In contrast to most of the other topics addressed in this book, scholars have devoted some attention to the possibility of differential drug and/or alcohol effects on violent versus nonviolent crime. This discussion has almost exclusively involved illicit drugs rather than alcohol. Alcohol is legal and significantly more affordable than illicit drugs, which typically excludes it from discussions about drug users who commit theft in order to finance their habit. As such, almost all discussion of an alcohol-crime connection revolves around the psychopharmacological effects of intoxication on violence. Indeed, psychopharmacological explanations for any type of drug effect overwhelmingly refer to acts of aggression, not offenses against property. In contrast, the illegality and high cost of other types of drugs more readily lend themselves to a discussion of the relationship between drugs and theft (White & Gorman, 2000). As it stands, many scholars have already posited that alcohol is more strongly related to violent than nonviolent crime (Boles & Miotto, 2003; De La Rosa, Lambert, & Gropper, 1990; MacCoun, Kilmer, & Reuter, 2003; McBride, VanderWaal, & Terry-McElrath, 2003; Menard & Mihalic, 2001; Parker & Auerhahn, 1998), whereas (most) illegal drugs are thought to be more strongly related to nonviolent crime (Fergusson & Horwood, 2000; Gottfredson,

Kearley, & Bushway, 2008; Harrison, 1992; Parker & Auerhahn, 1998; Watters, Reinarman, & Fagan, 1985), with less consensus about violence.

We believe that an unskeptical acceptance of these conclusions is unwarranted and that the differential relationships of alcohol and illicit drugs with violent and nonviolent crime need to be systematically examined. Many of the studies that find strong associations between alcohol and violence or between the use of illegal drugs and property crime do not include measures of both types of crime. MacCoun et al. (2003) point out that most studies in which analyses of economic- compulsive violence appear have focused on murders rather than robberies or burglaries. Studies reporting findings on just one type of crime preclude a judgment about whether or not the drug is more strongly or consistently related to violent behavior overall.

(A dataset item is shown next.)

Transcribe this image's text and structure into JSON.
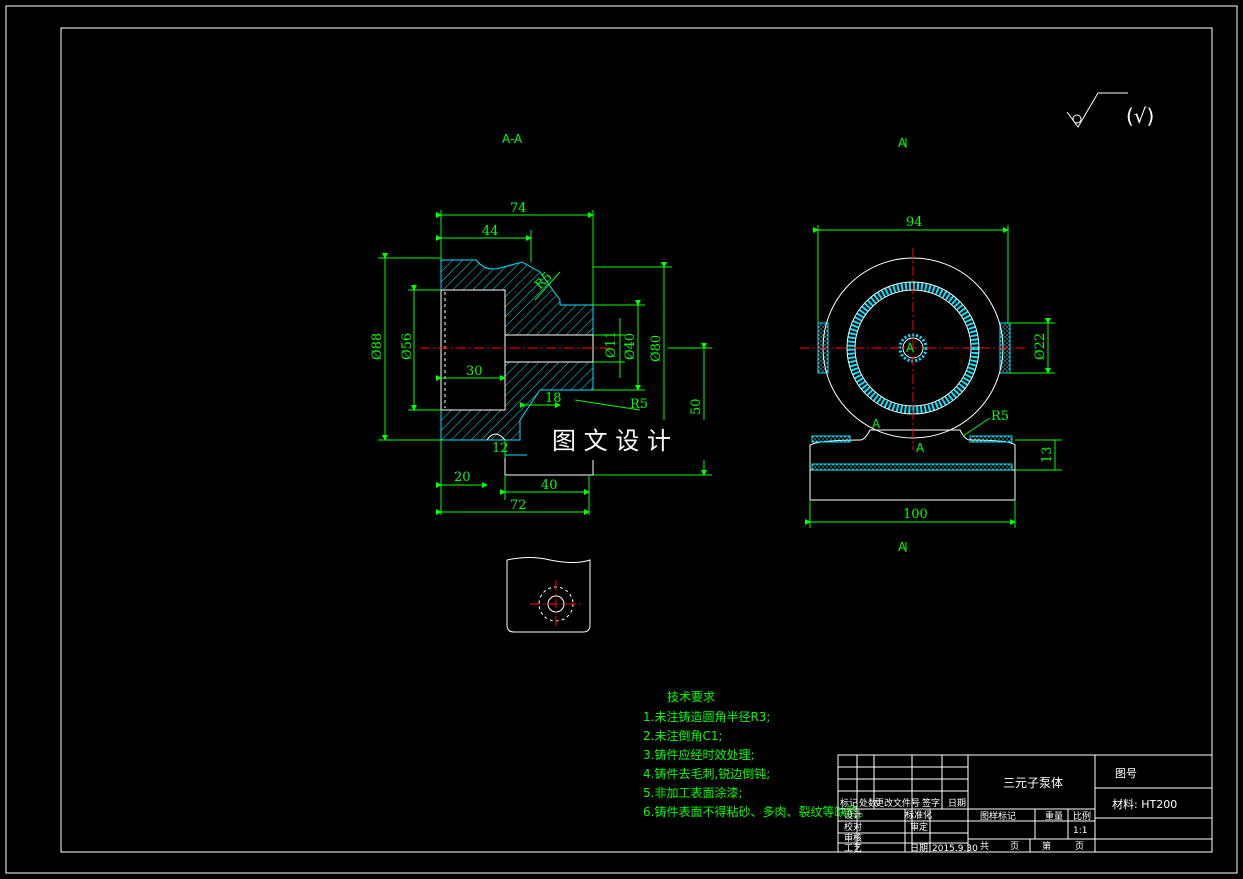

In addition, not all experts dismiss a potential association between alcohol and nonviolent crime. Felson and his colleagues (Felson, Savolainen, Aaltonen, & Moustgaard, 2008; Felson & Staff, 2010) have made the case that alcohol consumption may be strongly related to nonviolent crime as well as to violence. Their reasoning is that “. if alcohol interferes with self-awareness, intellectual functioning, or the tendency to feel anxiety about the act, or if it increases risk taking or physiological arousal, then it should affect all types of crime and delinquency.. For example, drinking might provide an excuse for offenders to steal or to vandalize property if it allows them to avoid responsibility” (Felson et al., 2008, p. 787). White and her colleagues have voiced similar arguments about possible alcohol-nonviolent crime linkages (White & Gorman, 2000; White, Tice, Loeber, & Stouthamer-Loeber, 2002).

Theorizing the possible relationships between violence, nonviolent offending, and illicit drugs is a more complicated task. After all, there are numerous types of drugs, each with their own psychopharmacological properties and black market costs and dynamics. Goldstein (1985) posited that certain types of illicit drugs are more likely to be associated with certain types of violence than others. Specifically, he proposed that alcohol, stimulants, barbiturates, and PCP may have a “psychopharmacological” influence on violence, while heroin and cocaine may be most strongly associated with economic compulsive violence. Beyond Goldstein’s example, as well as texts that generally provide reasoning for associations between specific drugs and violent behavior (e.g., Liska, 1997), few scholars have attempted to theorize specific drug-crime relationships; rather, most studies that do analyze different drugs separately usually take an inductive approach without providing a set of expectations about one drug versus another. Many, but not all, studies report different relationships between various drug-crime combinations, but drug-specific findings have not been terribly consistent (see Boles & Miotto, 2003; Parker & Auerhahn, 1998).